Bus, truck operators irked by new tax

Theres anger and consternation in the transport sector, as the Kenya government placed harsher taxes in a bid to boost revenues hit by political violence early this year.

Commuters look for buses in Nairobi\'s Tom Mboya street.

Matatus on Nairobi’s Tom Mboya street. A new tax will result in higher inspection fees for matatu and truck owners.

Inspection fees for public transport vehicles and trucks will now be pegged on weight and carrying capacity, according to a report in the East African Standard. Previously, the inspection fee was a standard Shs1,000 (US$16). Now, a 14-seater minivan (or matatu) is expected to pay Shs11,000 ($180) as an annual inspection fee. Trucks will pay Shs1,500 per tonne. This means a 26-wheel truck with a carrying capacity of 40 tonnes will have to pay Shs60,000 ($984).

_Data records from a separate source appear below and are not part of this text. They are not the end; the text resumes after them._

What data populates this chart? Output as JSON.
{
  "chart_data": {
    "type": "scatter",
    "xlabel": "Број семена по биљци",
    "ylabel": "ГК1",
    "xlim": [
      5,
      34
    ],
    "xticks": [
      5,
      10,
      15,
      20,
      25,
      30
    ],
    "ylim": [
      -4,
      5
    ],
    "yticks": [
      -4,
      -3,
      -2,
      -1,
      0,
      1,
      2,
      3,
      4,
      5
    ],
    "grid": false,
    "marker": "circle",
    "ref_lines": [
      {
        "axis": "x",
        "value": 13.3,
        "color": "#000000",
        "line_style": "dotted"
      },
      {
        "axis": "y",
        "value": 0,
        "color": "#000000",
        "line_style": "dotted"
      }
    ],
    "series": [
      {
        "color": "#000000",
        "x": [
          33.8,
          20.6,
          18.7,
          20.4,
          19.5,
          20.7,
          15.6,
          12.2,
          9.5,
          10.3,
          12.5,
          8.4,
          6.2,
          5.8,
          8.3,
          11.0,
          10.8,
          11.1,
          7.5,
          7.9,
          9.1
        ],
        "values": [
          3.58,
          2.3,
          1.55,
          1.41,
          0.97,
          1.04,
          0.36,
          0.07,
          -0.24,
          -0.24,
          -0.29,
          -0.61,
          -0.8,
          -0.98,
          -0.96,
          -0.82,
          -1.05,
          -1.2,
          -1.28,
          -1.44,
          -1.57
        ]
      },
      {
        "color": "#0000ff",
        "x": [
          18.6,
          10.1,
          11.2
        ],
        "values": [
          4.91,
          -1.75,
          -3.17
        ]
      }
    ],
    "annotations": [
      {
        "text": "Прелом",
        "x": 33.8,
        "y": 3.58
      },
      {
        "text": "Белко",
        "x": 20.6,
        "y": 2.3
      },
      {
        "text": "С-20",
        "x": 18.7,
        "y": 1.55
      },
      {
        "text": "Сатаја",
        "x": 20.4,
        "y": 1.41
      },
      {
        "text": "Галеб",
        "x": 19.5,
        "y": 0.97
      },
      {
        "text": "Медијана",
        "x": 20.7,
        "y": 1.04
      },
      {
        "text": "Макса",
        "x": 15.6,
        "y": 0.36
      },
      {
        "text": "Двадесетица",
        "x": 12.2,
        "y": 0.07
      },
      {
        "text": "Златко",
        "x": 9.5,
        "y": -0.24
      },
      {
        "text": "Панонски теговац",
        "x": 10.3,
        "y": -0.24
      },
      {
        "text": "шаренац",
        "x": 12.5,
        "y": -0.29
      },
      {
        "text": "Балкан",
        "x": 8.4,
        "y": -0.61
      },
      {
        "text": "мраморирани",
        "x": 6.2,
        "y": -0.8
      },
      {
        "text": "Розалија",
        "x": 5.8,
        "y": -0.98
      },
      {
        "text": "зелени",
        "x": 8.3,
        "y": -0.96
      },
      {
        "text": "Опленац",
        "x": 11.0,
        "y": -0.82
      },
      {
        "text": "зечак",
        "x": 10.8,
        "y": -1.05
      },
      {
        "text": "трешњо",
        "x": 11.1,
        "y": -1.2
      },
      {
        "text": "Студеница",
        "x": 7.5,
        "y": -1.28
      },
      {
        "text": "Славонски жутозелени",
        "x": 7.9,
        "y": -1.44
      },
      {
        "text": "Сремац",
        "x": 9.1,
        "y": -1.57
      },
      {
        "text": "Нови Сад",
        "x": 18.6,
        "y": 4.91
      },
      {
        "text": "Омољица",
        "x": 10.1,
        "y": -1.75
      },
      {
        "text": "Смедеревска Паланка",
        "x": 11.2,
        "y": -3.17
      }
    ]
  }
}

Majority of matatus are owned by small scale operators living in slums and who cannot pay Shs11,000 at short notice. Commercial truckers will simply pass the costs to their clients, with possible consequences on the prices of consumer goods.

The tax is described as an “advance tax,” meaning it has to be paid before the inspection officer begins to look at your vehicle. Passenger and commercial vehicles in Kenya must be inspected at least once a year.

Matatu and truck owners say they government has ambushed them with the tax. There was little publicity about the changes and most transporters had not budgeted for the new tax.